19590710 - 10 luglio

Discorso Divino di Bhagavan Sri Sathya Sai Baba

La Verità fondamentale

[1] Questa vita, che comincia con un pianto, deve terminare con un sorriso. Quando eravate neonati, sebbene tutti intorno vi sorridessero, voi continuavate a vagire; ma quando morirete, tutti devono piangere la vostra scomparsa, mentre voi dovreste sorridere in pace, con serena accettazione. I piaceri che derivano dal godimento sensoriale, alla fine devono essere trasmutati nell’estasi dell’unione con Dio. Rinunciate gradualmente ai piaceri dei sensi e sviluppate il gusto per un piacere più elevato e duraturo che sorge dall’intimo della vostra stessa personalità. Per raggiungere l’unione con Dio, la devozione è la cosa più importante: è insieme la testa e la corona; anche la pace e la gioia sono altrettanto essenziali. Il fuoco del dolore e della gioia arde quando la fornace della mente è alimentata dal combustibile dei vāsanā, le impressioni lasciate nella mente dalle azioni delle vite passate. Togliete il combustibile, ed il fuoco si estinguerà; eliminate i vāsanā, cioè la forza esercitata dagli impulsi, dagli stimoli e dalle passioni, e diverrete padroni di voi stessi.

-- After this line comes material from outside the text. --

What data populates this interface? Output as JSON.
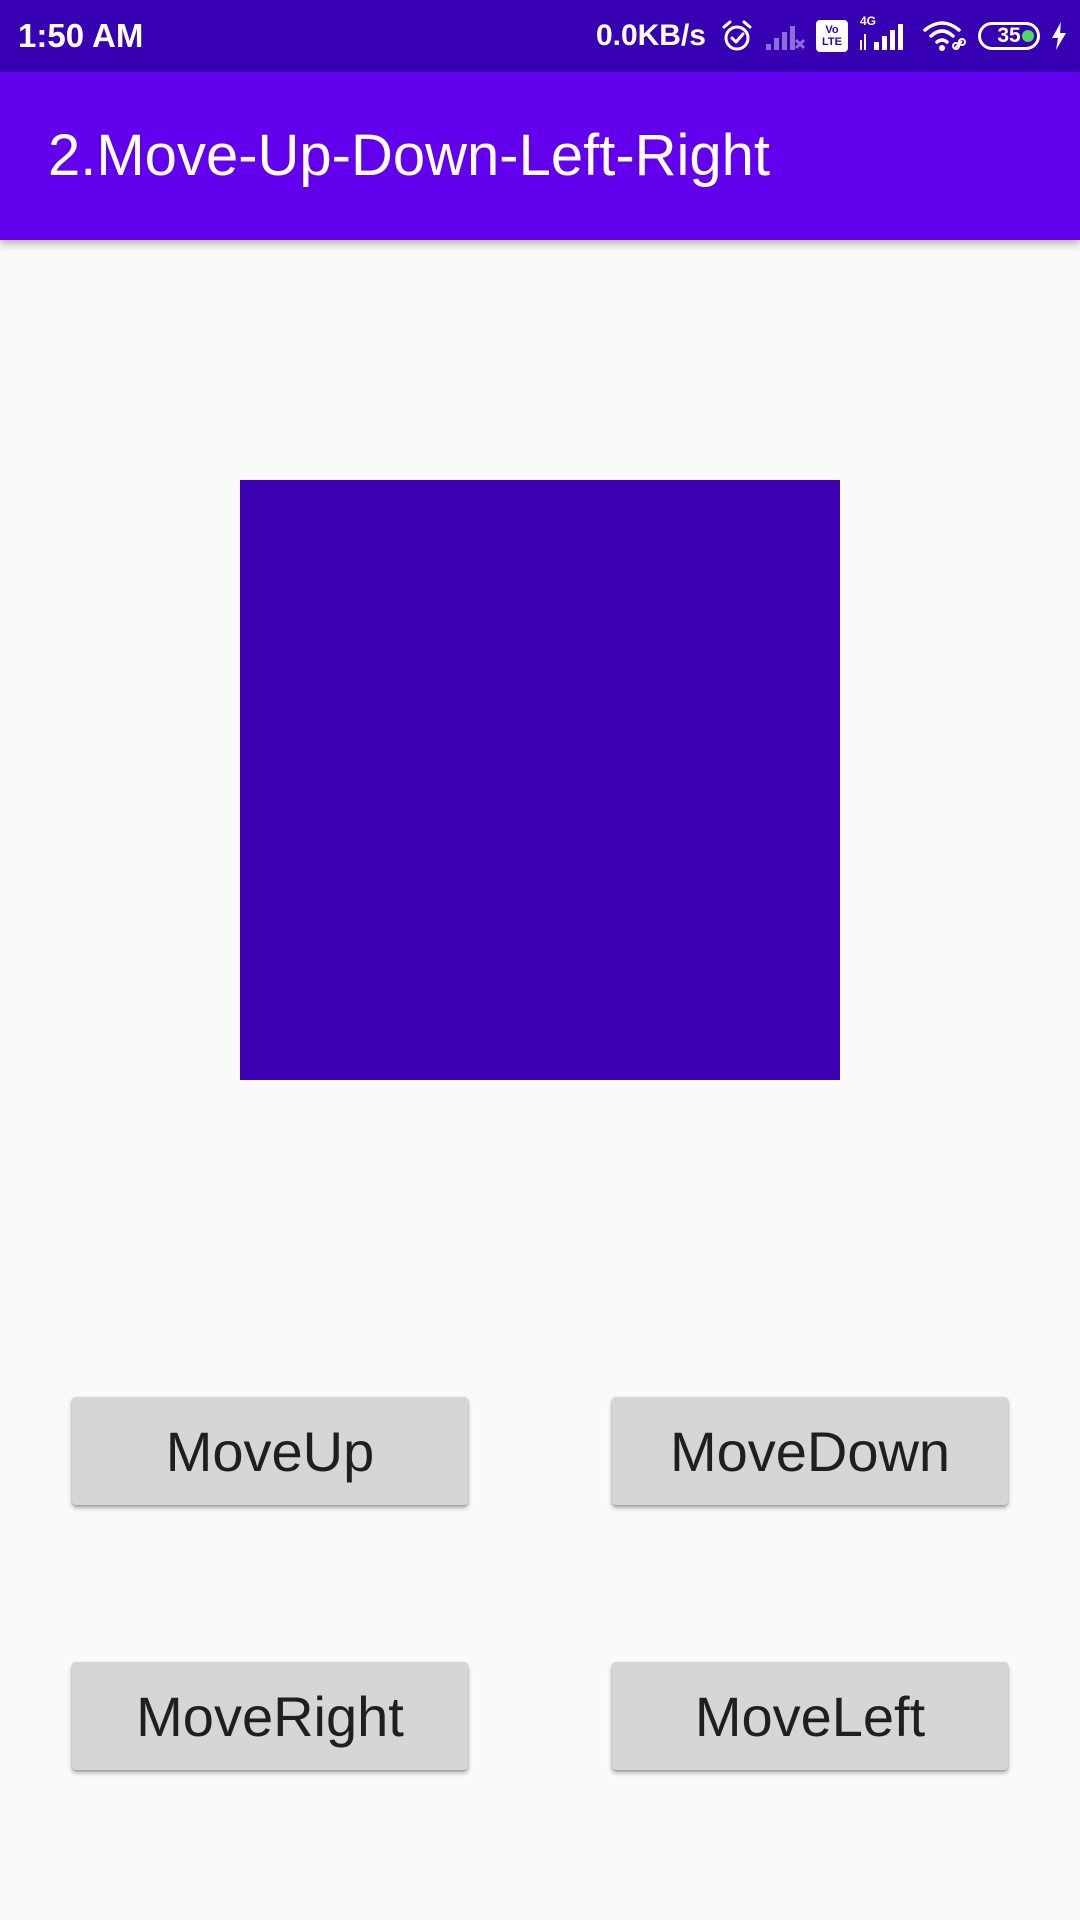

Questa purificazione si ottiene con lo yoga mediante vari esercizi fisici e psicologici, però la devozione è il mezzo più semplice per raggiungerla; il ricordo del Nome di Dio è sufficiente. Si afferma che nel Tretā Yuga il Nome di SītāRāma fosse sufficiente, che nel Dvāpara Yuga bastasse quello di RādheShyāma, ma ora vi dico che nel presente Kali Yuga tutti i Nomi divini possiedono tale capacità.

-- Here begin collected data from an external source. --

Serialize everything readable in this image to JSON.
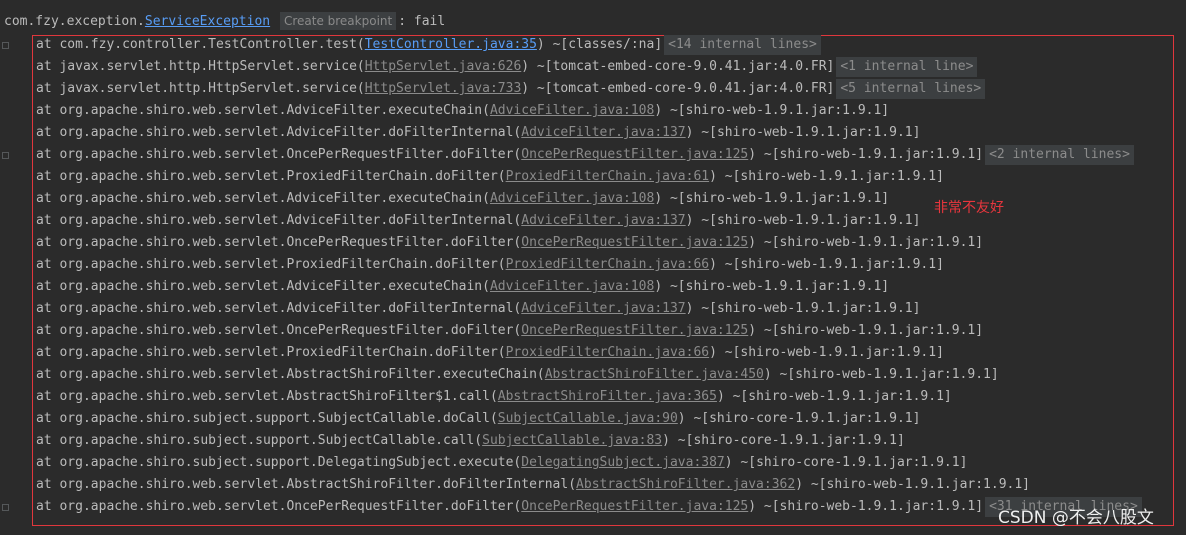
{
  "header": {
    "prefix": "com.fzy.exception.",
    "exception_link": "ServiceException",
    "breakpoint_label": "Create breakpoint",
    "suffix": ": fail"
  },
  "stack": [
    {
      "pre": "at com.fzy.controller.TestController.test(",
      "src": "TestController.java:35",
      "post": ") ~[classes/:na]",
      "folded": "<14 internal lines>",
      "primary": true
    },
    {
      "pre": "at javax.servlet.http.HttpServlet.service(",
      "src": "HttpServlet.java:626",
      "post": ") ~[tomcat-embed-core-9.0.41.jar:4.0.FR]",
      "folded": "<1 internal line>"
    },
    {
      "pre": "at javax.servlet.http.HttpServlet.service(",
      "src": "HttpServlet.java:733",
      "post": ") ~[tomcat-embed-core-9.0.41.jar:4.0.FR]",
      "folded": "<5 internal lines>"
    },
    {
      "pre": "at org.apache.shiro.web.servlet.AdviceFilter.executeChain(",
      "src": "AdviceFilter.java:108",
      "post": ") ~[shiro-web-1.9.1.jar:1.9.1]",
      "folded": ""
    },
    {
      "pre": "at org.apache.shiro.web.servlet.AdviceFilter.doFilterInternal(",
      "src": "AdviceFilter.java:137",
      "post": ") ~[shiro-web-1.9.1.jar:1.9.1]",
      "folded": ""
    },
    {
      "pre": "at org.apache.shiro.web.servlet.OncePerRequestFilter.doFilter(",
      "src": "OncePerRequestFilter.java:125",
      "post": ") ~[shiro-web-1.9.1.jar:1.9.1]",
      "folded": "<2 internal lines>"
    },
    {
      "pre": "at org.apache.shiro.web.servlet.ProxiedFilterChain.doFilter(",
      "src": "ProxiedFilterChain.java:61",
      "post": ") ~[shiro-web-1.9.1.jar:1.9.1]",
      "folded": ""
    },
    {
      "pre": "at org.apache.shiro.web.servlet.AdviceFilter.executeChain(",
      "src": "AdviceFilter.java:108",
      "post": ") ~[shiro-web-1.9.1.jar:1.9.1]",
      "folded": ""
    },
    {
      "pre": "at org.apache.shiro.web.servlet.AdviceFilter.doFilterInternal(",
      "src": "AdviceFilter.java:137",
      "post": ") ~[shiro-web-1.9.1.jar:1.9.1]",
      "folded": ""
    },
    {
      "pre": "at org.apache.shiro.web.servlet.OncePerRequestFilter.doFilter(",
      "src": "OncePerRequestFilter.java:125",
      "post": ") ~[shiro-web-1.9.1.jar:1.9.1]",
      "folded": ""
    },
    {
      "pre": "at org.apache.shiro.web.servlet.ProxiedFilterChain.doFilter(",
      "src": "ProxiedFilterChain.java:66",
      "post": ") ~[shiro-web-1.9.1.jar:1.9.1]",
      "folded": ""
    },
    {
      "pre": "at org.apache.shiro.web.servlet.AdviceFilter.executeChain(",
      "src": "AdviceFilter.java:108",
      "post": ") ~[shiro-web-1.9.1.jar:1.9.1]",
      "folded": ""
    },
    {
      "pre": "at org.apache.shiro.web.servlet.AdviceFilter.doFilterInternal(",
      "src": "AdviceFilter.java:137",
      "post": ") ~[shiro-web-1.9.1.jar:1.9.1]",
      "folded": ""
    },
    {
      "pre": "at org.apache.shiro.web.servlet.OncePerRequestFilter.doFilter(",
      "src": "OncePerRequestFilter.java:125",
      "post": ") ~[shiro-web-1.9.1.jar:1.9.1]",
      "folded": ""
    },
    {
      "pre": "at org.apache.shiro.web.servlet.ProxiedFilterChain.doFilter(",
      "src": "ProxiedFilterChain.java:66",
      "post": ") ~[shiro-web-1.9.1.jar:1.9.1]",
      "folded": ""
    },
    {
      "pre": "at org.apache.shiro.web.servlet.AbstractShiroFilter.executeChain(",
      "src": "AbstractShiroFilter.java:450",
      "post": ") ~[shiro-web-1.9.1.jar:1.9.1]",
      "folded": ""
    },
    {
      "pre": "at org.apache.shiro.web.servlet.AbstractShiroFilter$1.call(",
      "src": "AbstractShiroFilter.java:365",
      "post": ") ~[shiro-web-1.9.1.jar:1.9.1]",
      "folded": ""
    },
    {
      "pre": "at org.apache.shiro.subject.support.SubjectCallable.doCall(",
      "src": "SubjectCallable.java:90",
      "post": ") ~[shiro-core-1.9.1.jar:1.9.1]",
      "folded": ""
    },
    {
      "pre": "at org.apache.shiro.subject.support.SubjectCallable.call(",
      "src": "SubjectCallable.java:83",
      "post": ") ~[shiro-core-1.9.1.jar:1.9.1]",
      "folded": ""
    },
    {
      "pre": "at org.apache.shiro.subject.support.DelegatingSubject.execute(",
      "src": "DelegatingSubject.java:387",
      "post": ") ~[shiro-core-1.9.1.jar:1.9.1]",
      "folded": ""
    },
    {
      "pre": "at org.apache.shiro.web.servlet.AbstractShiroFilter.doFilterInternal(",
      "src": "AbstractShiroFilter.java:362",
      "post": ") ~[shiro-web-1.9.1.jar:1.9.1]",
      "folded": ""
    },
    {
      "pre": "at org.apache.shiro.web.servlet.OncePerRequestFilter.doFilter(",
      "src": "OncePerRequestFilter.java:125",
      "post": ") ~[shiro-web-1.9.1.jar:1.9.1]",
      "folded": "<31 internal lines>"
    }
  ],
  "annotation": "非常不友好",
  "watermark": "CSDN @不会八股文",
  "colors": {
    "background": "#2b2b2b",
    "text": "#bbbbbb",
    "link": "#589df6",
    "highlight_box": "#e0373d",
    "annotation": "#e8363d"
  }
}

[2] Quando recitate il nome RādheShyāma dovete soffermarvi sul suo significato; i più profondi misteri di questa parola devono essere ben presenti nella vostra mente. In tal modo la ripetizione del Nome divino conferirà rapidi risultati. Rādhā non è una persona, ma simboleggia Dharā, che significa la terra o natura, Jada, la creazione. Krishna o Shyāma è il Creatore, il Principio Attivo, ovvero la Consapevolezza, il Purusha, lo Spirito Supremo. Shakti, l’Energia Divina, è Dio; l’individuo è il Jīva, l’anima individuale che ha assunto nome e forma. L’Oceano è Shakti e l’onda è il Jīva. Tutto il sapore, la forza ed il fragore dell’onda si originano dall’Oceano ed in esso si dissolvono. La scomparsa del nome e della forma dell’onda è chiamata Moksha, liberazione, cioè la fusione dell’onda nell’Oceano da cui apparentemente sembrava differire. In altre parole, la liberazione consiste nella ‘de-individualizzazione’, ovvero annullamento della propria individualità. Quando nei bhajan cantate i Nomi di Dio, dovete contemplare la loro verità di fondo. Nel bhajan ‘Hare Rāma Hare Rāma, Rāma Rāma Hare Hare; Hare Krishna Hare Krishna, Krishna Krishna Hare Hare’ – ci sono sedici parole, ognuna delle quali indica una virtù che deve essere coltivata insieme al canto del bhajan. Il devoto deve essere: colmo di devozione, pronto a gioire del dolore, libero dall’attaccamento a ciò che è transitorio, desideroso di servire il Signore, di retta condotta, caritatevole, di reputazione ineccepibile, con un carattere senza difetti, pienamente soddisfatto, ricco di buone qualità, dotato di tutte le virtù, provvisto del frutto della conoscenza, di matura saggezza, padrone di sé, di irreprensibile comportamento sociale, pieno di umiltà e totalmente abbandonato a Dio. L’aspirante deve almeno pregare, ripetendo verbalmente ogni singola qualità, affinché tali virtù possano crescere e svilupparsi in lui, portandolo così più vicino alla meta. Quando le avrà pienamente conseguite, potrà affermare: “Egli è me stesso, io sono Lui.”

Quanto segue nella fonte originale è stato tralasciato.